В мае 1952 года ему доложили о неблагополучии в управлении охраны, возглавляемом генерал-лейтенантом Н.И. Власиком. Речь шла о хозяйственных вопросах. Для рассмотрения ситуации была образована комиссия под председательством Маленкова, в которую вошли Берия и Рясной.
Комиссия выявила злоупотребления со стороны Власика. По подсчетам получалось, что расходы на содержание правительственной дачи были необоснованно велики, и Сталин был возмущен результатами проверки. B.C. Рясной вспоминал: «Сталин потом сам смотрел все выкладки… «Это что, я столько съел, столько сносил одежды? — шумел Сталин. — Я одни ботинки каждый год ношу! А тут одна селедка у Власика десять тысяч рублей стоит!»
Позже Власик сетовал: «Получалась баснословная сумма, которую и доложили т. Сталину, не дав мне, ни моему заместителю объяснить, каким образом получалась эта сумма, ее ошибочность». По словам Рясного, Сталин «поразился тому, что селедка, которую ему подавали на стол, стоила на бумаге «в тысячу» раз дороже обычной. «Это что же за селедка такая! — возмутился Иосиф Виссарионович. — Пусть Власик посидит и подумает, что почем в нашем государстве».

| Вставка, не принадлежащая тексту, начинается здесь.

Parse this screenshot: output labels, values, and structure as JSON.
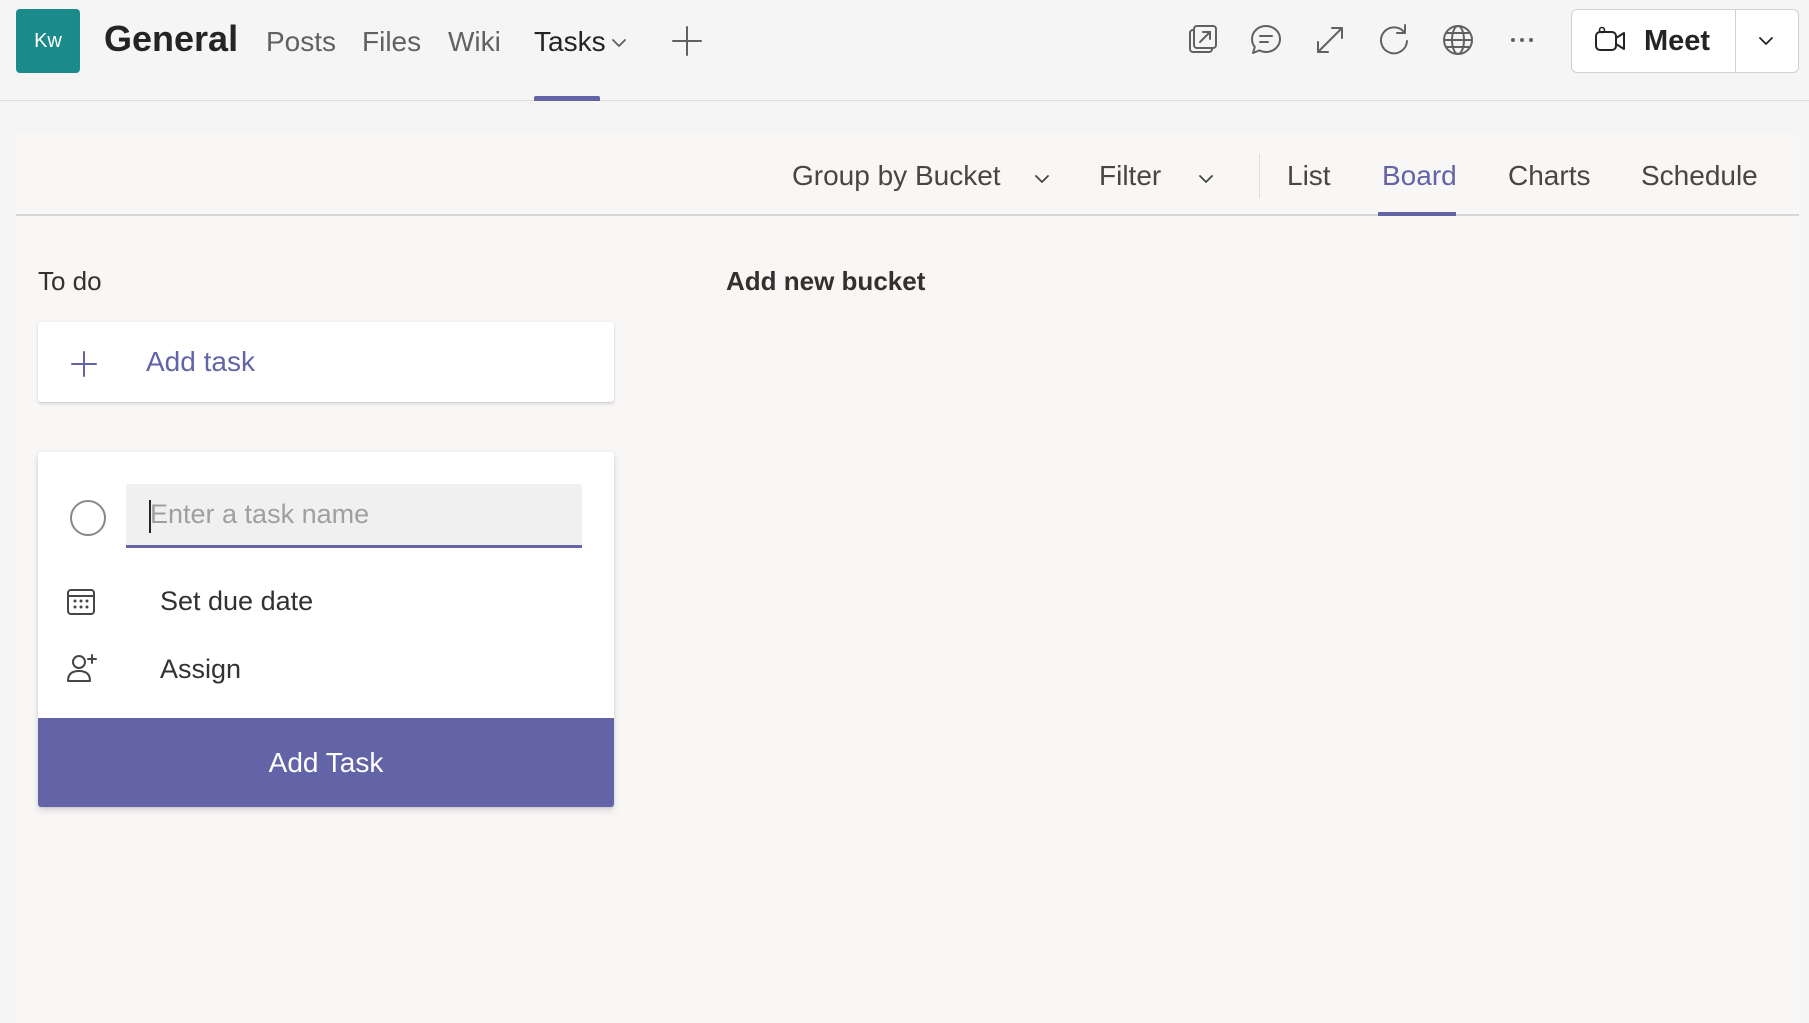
{
  "header": {
    "avatar_initials": "Kw",
    "channel_title": "General",
    "tabs": [
      {
        "label": "Posts"
      },
      {
        "label": "Files"
      },
      {
        "label": "Wiki"
      },
      {
        "label": "Tasks",
        "active": true
      }
    ],
    "icons": [
      "pop-out-icon",
      "conversation-icon",
      "expand-icon",
      "refresh-icon",
      "globe-icon",
      "more-options-icon"
    ],
    "meet": {
      "label": "Meet"
    }
  },
  "toolbar": {
    "group_by_label": "Group by Bucket",
    "filter_label": "Filter",
    "views": [
      {
        "label": "List"
      },
      {
        "label": "Board",
        "active": true
      },
      {
        "label": "Charts"
      },
      {
        "label": "Schedule"
      }
    ]
  },
  "board": {
    "bucket_title": "To do",
    "add_new_bucket": "Add new bucket",
    "add_task_label": "Add task",
    "new_task": {
      "placeholder": "Enter a task name",
      "value": "",
      "due_date_label": "Set due date",
      "assign_label": "Assign",
      "submit_label": "Add Task"
    }
  },
  "colors": {
    "accent": "#6264a7",
    "avatar_bg": "#1a8a8a",
    "background": "#f5f5f5"
  }
}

Впрочем, генерала не посадили. 29 апреля 1952 года Н.С. Власик был снят с работы и переведен заместителем начальника Баженовского исправительного трудового лагеря в городе Асбесте Свердловской области. Эта внешне почти тривиальная история имела серьезные последствия.
После удаления Власика охрану Сталина возглавил человек Хрущева — министр Госбезопасности Игнатьев. Но непосредственное руководство службой теперь осуществлял генерал Рясной, занявший 14 февраля 1952 года, тоже по протекции Хрущева, пост заместителя министра МГБ. Он являлся выпускником той же Промакадемии, где Хрущев был секретарем парткома.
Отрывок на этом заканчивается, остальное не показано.